Multivitamines sport : utiles ou inutiles ? Mon expérience et ce que dit la science
Les multivitamines sport, j’ai failli en faire une mauvaise expérience. En octobre 2025, au début de ma sèche à 89,4 kg et 22% de masse grasse, j’étais en déficit calorique et j’avais peur des carences. Je mangeais bien, beaucoup de fruits et légumes, des aliments de qualité, mais la logique me disait que moins de calories = moins de micronutriments = risque de baisse de performance et d’énergie. Je suis allé à la pharmacie, j’ai demandé conseil, et la pharmacienne m’a recommandé un multivitamines sportif de la marque NHCO : l’Orthosamine. Résultat : après quelques jours, des inconforts digestifs, des gaz fréquents et des démangeaisons anales pendant un bon mois et demi. Le médecin m’a expliqué que ce complément, chargé à 100% des valeurs nutritionnelles de référence sur une vingtaine de composés, était beaucoup trop dosé pour quelqu’un qui mangeait déjà correctement. J’ai arrêté, les symptômes ont disparu en quelques jours.

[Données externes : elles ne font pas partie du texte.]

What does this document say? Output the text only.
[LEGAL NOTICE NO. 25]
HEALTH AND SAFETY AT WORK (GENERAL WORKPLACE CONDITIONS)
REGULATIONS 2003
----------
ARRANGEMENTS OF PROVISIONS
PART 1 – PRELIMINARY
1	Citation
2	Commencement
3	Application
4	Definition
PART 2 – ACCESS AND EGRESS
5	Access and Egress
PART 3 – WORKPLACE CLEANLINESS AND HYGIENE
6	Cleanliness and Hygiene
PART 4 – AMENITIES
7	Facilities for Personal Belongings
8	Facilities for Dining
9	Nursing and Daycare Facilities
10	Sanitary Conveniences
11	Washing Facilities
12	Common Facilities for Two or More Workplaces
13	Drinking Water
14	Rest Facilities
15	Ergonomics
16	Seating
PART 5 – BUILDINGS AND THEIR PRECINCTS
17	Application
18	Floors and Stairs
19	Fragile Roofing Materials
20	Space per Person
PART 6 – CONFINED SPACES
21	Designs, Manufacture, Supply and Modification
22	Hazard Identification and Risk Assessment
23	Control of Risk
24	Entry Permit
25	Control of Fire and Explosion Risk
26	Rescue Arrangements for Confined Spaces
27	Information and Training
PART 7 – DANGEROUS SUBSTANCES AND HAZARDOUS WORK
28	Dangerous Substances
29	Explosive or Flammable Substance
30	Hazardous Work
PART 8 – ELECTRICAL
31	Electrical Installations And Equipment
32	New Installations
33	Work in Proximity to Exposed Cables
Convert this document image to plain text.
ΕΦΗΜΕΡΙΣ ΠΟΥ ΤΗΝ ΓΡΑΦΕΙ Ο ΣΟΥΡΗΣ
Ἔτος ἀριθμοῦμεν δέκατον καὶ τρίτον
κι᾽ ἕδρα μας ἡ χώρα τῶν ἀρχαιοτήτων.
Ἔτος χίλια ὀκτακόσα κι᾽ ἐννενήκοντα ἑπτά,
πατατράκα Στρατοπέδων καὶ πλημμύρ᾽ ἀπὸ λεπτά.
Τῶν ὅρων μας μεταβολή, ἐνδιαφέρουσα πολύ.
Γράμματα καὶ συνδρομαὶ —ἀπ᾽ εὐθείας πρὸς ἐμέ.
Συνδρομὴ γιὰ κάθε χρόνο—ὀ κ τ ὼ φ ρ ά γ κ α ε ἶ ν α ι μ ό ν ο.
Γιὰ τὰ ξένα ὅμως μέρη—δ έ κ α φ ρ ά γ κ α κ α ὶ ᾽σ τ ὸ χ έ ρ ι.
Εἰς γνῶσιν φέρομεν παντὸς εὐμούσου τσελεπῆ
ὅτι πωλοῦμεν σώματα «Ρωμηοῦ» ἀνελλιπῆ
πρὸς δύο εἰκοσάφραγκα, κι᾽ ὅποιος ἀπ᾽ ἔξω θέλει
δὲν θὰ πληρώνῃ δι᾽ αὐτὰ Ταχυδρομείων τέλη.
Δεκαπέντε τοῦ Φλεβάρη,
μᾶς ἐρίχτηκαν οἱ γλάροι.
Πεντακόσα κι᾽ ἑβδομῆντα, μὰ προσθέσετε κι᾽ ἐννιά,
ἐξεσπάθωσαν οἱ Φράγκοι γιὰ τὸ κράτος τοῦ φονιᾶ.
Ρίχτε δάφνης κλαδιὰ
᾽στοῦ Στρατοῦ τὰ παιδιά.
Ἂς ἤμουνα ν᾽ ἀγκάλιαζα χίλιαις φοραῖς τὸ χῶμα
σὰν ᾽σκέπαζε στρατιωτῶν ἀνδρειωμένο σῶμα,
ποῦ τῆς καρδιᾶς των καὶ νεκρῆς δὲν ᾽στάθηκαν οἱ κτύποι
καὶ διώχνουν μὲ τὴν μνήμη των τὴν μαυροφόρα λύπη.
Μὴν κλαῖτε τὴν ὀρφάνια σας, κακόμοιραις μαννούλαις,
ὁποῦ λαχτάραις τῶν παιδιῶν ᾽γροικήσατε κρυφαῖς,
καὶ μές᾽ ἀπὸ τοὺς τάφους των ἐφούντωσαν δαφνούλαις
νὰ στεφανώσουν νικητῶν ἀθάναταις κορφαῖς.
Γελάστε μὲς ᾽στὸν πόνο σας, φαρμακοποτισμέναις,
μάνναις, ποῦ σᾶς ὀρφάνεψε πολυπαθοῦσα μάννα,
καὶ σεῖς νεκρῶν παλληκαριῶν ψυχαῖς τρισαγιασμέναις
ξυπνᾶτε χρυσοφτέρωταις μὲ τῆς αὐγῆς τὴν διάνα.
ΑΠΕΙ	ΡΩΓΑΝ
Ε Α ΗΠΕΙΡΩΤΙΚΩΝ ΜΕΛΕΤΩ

Ce que j’ai compris ensuite m’a surpris. Quelques semaines après cet épisode, j’avais regardé les multivitamines Nutripure sans les acheter, en me disant qu’ils étaient trop peu dosés pour être utiles. Je me trompais complètement. Un multivitamines peu dosé n’est pas un multivitamines inefficace : c’est un multivitamines conçu pour venir combler les éventuelles carences sans surcharger un organisme qui mange déjà correctement. C’est exactement le rôle qu’un tel complément doit jouer. Aujourd’hui je les prends de temps en temps, lors des périodes de fatigue passagère, des weekends ou des vacances où la diète est mise en pause et le sommeil réduit. Pas quotidiennement, mais comme filet de sécurité ponctuel. Ce guide te donne les éléments pour comprendre si les multivitamines sport ont un intérêt réel selon ton profil.
📋 Dans cet article
- Ce que dit la science sur les multivitamines sport
- Le problème des multivitamines surdosés
- Multivitamines en sèche : le contexte qui change tout
- Les vraies carences fréquentes chez le sportif actif
- Ma leçon : peu dosé ne veut pas dire inefficace
- Mon approche : vitamines ciblées + multi ponctuel
- Pour qui les multivitamines ont-ils un intérêt réel ?
- Comment choisir si on en prend quand même
- Ce que j’utilise au quotidien et en ponctuel
- Questions fréquentes
À retenir en 30 secondes
La science est claire : chez un sportif qui mange bien et de façon variée, la supplémentation en multivitamines n’améliore pas les performances. Un multi surdosé pris sur une alimentation déjà correcte crée des excès et des inconforts digestifs. L’approche efficace combine des vitamines ciblées au quotidien (vitamine D, magnésium) pour les carences fréquentes, et un multi légèrement dosé en ponctuel lors des périodes où l’alimentation est dégradée. Un multi peu dosé n’est pas inefficace : c’est précisément ce qu’il faut quand on mange déjà bien.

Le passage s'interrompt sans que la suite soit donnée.